Snorers suffer from nerve and muscle damage in the palate
People who snore may have extensive tissue damage in the nerves and muscles of the soft palate. This can, in turn, create problems with swallowing and contribute to development of sleep apnea. Treatment strategies aimed at early intervention to stop snoring might have beneficial effects in healing or preventing development of sleep apnea. These findings are explained in a new dissertation at Umeå University, Sweden.
The reason why some develop sleep apnea is still unclear. Factors that are considered important are obesity, a small throat, neurological diseases and hormonal disorders. But even those without that background can suffer. The thesis shows that tissue damage in the soft palate also is an important factor that contributes to the development of sleep apnea and disturbances in swallowing function.
"The nerve and muscles injuries seem to contribute to the collapse of the upper airway during sleep.

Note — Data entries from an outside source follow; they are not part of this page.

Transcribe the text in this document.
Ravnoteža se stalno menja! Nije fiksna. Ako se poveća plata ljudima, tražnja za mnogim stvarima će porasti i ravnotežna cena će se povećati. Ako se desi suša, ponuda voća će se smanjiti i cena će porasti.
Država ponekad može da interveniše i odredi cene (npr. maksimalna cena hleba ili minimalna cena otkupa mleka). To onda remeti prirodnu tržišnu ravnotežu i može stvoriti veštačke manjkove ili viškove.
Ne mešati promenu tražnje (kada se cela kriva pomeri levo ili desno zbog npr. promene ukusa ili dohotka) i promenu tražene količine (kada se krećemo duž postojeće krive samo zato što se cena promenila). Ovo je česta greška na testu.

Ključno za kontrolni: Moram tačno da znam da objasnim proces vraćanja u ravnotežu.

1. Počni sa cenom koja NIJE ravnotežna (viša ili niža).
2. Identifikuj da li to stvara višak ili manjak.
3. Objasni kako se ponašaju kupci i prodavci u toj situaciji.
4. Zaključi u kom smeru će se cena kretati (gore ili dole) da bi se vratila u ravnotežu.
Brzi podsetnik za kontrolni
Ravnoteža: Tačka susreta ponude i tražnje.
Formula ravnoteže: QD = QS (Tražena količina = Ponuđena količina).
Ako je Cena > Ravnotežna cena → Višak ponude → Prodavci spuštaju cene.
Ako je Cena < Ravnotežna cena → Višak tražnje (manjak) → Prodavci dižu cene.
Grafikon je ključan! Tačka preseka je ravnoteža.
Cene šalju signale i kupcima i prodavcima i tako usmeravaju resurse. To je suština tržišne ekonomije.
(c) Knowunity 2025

Most likely, the damage results from the recurrent snoring vibrations the tissues are exposed to," says Farhan Shah, Ph.D. student at the Department of Integrative Medical Biology at Umeå University.
In his dissertation, Farhan Shah reports a study in which his research team examined eight patients who have been snoring for many years and 14 patients with snoring and sleep apnea. These have been compared to a control group of 18 non-snoring people. The subjects in the study were examined with overnight sleep registrations to detect sleep apnea. Disorders of the swallowing function were investigated with a video radiographic technique.
Tissue samples from the participants' soft palates were analyzed to detect muscle and nerve lesions. The results showed that snorers and sleep apnea patients had extensive damage in both nerves and muscles. The damage was related to the degree of swallowing disorders and the severity of sleep apnea.
The nerves in the soft palate of snorers and sleep apnea patients showed fewer nerve fibers and supporting cells that help the nerve fibers survive and regenerate. The nerves also had increased connective tissue. In muscle analysis, the researchers could see that a large number of muscle fibers in the soft palate showed changes reflecting loss of innervation due to nerve damage.
It was also possible to see changes in the protein structures in the muscle fibers' cell membrane and cell skeleton of snorers and sleep apnea patients. Such changes give muscle weakness and have been previously found only in genetic muscle diseases.
"Continued research is needed to see if treatment that prevents damage to nerves and muscles could cure or at least prevent further deterioration in snores and sleep apnea patients. It would be a big win because sleep apnea is a major public illness," says Farhan Shah.
More than 400,000 Swedes suffer from sleep apnea. The condition is characterized by snoring and recurrent respiratory arrest during sleep. It creates a stress for the body and a proven risk increases for high blood pressure, cardiovascular diseases and premature death.
Sleep apnea is estimated to cost 1 billion Swedish kronor a year. In addition, there is an unknown cost to society in the form of increased accident risks and reduced day time productivity due to disturbed sleep.